16. After coming into force of the CET Act 1985, entire basis of the classification has changed. The appellants have produced a copy of the opinion given by the Director General of Health Services (Drug Section) from a letter of the Central Board of Customs & Excise dated 18-3-1988 addressed to the Collector of Central Excise, Bombay-II and it transpires from this that the opinion of the Board was sought whether ‘Ramtirtha Brahmi Oil’ should be classified as ‘Ayurvedic’ medicine or as cosmetic under new Central Excise Tariff classification and for the reasons stated in the opinion of the Director General of Health Services, the Board has advised the Collector concerned that the same should be classified as ayurvedic medicine. The Directorate has based its opinion on the basis of opinion expressed by the Adviser (Ayurveda & Sidha) in the Ministry of Health and Welfare (Government of India).
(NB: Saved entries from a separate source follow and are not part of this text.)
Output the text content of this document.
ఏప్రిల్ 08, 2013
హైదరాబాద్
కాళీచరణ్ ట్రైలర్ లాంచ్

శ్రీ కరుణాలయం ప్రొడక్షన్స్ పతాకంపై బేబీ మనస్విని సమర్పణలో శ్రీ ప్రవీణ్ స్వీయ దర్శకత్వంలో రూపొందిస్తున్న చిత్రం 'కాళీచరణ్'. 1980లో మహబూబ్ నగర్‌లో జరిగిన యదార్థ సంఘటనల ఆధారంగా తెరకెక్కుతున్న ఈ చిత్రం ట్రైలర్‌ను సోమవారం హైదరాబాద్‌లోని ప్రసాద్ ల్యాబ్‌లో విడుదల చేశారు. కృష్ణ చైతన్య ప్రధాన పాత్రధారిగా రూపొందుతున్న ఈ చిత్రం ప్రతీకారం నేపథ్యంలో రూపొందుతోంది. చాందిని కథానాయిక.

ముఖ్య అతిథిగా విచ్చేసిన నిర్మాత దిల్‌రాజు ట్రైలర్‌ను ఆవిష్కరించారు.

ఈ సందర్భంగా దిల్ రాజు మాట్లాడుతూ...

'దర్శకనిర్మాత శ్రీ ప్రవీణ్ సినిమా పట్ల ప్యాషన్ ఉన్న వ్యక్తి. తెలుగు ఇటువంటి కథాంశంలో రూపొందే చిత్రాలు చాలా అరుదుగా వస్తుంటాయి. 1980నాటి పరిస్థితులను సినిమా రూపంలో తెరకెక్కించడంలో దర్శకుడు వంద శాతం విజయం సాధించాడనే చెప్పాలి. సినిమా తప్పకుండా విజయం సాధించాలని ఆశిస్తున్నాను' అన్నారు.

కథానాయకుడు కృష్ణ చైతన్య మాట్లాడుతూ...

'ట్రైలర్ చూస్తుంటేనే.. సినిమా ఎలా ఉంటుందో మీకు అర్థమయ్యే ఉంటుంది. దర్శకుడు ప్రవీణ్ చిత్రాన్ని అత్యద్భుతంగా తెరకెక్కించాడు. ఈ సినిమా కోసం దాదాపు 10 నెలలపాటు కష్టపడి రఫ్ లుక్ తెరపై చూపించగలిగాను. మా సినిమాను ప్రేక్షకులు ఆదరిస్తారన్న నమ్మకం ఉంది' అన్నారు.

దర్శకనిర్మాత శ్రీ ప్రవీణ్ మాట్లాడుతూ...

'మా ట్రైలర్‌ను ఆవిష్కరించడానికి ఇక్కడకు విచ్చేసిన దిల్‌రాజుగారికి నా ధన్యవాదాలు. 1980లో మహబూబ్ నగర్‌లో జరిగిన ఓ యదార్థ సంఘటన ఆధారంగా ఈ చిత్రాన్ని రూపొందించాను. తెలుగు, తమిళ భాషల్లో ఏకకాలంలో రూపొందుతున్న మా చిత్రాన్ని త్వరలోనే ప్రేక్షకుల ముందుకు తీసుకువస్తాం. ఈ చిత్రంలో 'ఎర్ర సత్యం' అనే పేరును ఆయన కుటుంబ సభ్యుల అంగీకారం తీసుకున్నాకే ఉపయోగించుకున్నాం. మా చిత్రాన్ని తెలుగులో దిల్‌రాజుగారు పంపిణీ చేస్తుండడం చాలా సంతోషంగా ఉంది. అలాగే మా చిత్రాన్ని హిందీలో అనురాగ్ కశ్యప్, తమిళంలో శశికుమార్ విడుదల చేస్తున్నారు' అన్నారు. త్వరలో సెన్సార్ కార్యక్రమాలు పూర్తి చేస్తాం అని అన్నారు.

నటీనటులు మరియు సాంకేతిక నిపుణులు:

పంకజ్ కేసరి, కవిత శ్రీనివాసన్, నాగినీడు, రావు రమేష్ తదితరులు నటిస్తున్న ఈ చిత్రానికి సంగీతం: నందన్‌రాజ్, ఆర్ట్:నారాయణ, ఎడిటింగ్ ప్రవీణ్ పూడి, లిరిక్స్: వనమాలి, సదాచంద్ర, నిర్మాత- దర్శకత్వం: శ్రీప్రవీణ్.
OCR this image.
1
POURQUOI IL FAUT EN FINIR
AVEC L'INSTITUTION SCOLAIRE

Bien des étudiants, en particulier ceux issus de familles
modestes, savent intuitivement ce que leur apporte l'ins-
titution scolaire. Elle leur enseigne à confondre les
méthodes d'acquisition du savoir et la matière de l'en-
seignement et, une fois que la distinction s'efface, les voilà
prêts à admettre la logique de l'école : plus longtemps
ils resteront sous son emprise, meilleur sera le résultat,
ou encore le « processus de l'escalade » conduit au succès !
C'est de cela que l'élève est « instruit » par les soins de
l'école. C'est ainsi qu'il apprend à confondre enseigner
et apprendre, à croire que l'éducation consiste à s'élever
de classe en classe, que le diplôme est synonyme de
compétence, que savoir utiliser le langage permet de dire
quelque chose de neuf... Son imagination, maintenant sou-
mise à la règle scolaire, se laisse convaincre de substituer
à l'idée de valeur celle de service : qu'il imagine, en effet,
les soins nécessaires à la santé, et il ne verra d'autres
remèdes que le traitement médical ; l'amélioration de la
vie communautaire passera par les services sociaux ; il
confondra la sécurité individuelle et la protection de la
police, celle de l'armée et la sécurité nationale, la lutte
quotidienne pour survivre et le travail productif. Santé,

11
According to L.A., Shri Joshi, products of the appellants are also similar to the product Ramtirtha Brahmi Oil and these products also fulfill all the five conditions which are stated in this opinon. So, according to L.A., Shri Joshi, the appellants have prayed, by the misc. application No. 361/89-C, that then-product be also classified as ‘ayurvedic’ medicine under C.E.T. 1985 and that the Tribunal may pass order to that effect. But the classification list is still pending for approval before the Assistant Collector and admittedly he has not taken any decision on the same. So, it will be premature for us to express any opinion on this issue and unless the matter is finalised by the lower authorities, we are afraid it is legally not permissible for us to express any opinion on correct classification under the C.E.T. 1985. For the reasons, stated above, we have passed the order as stated above.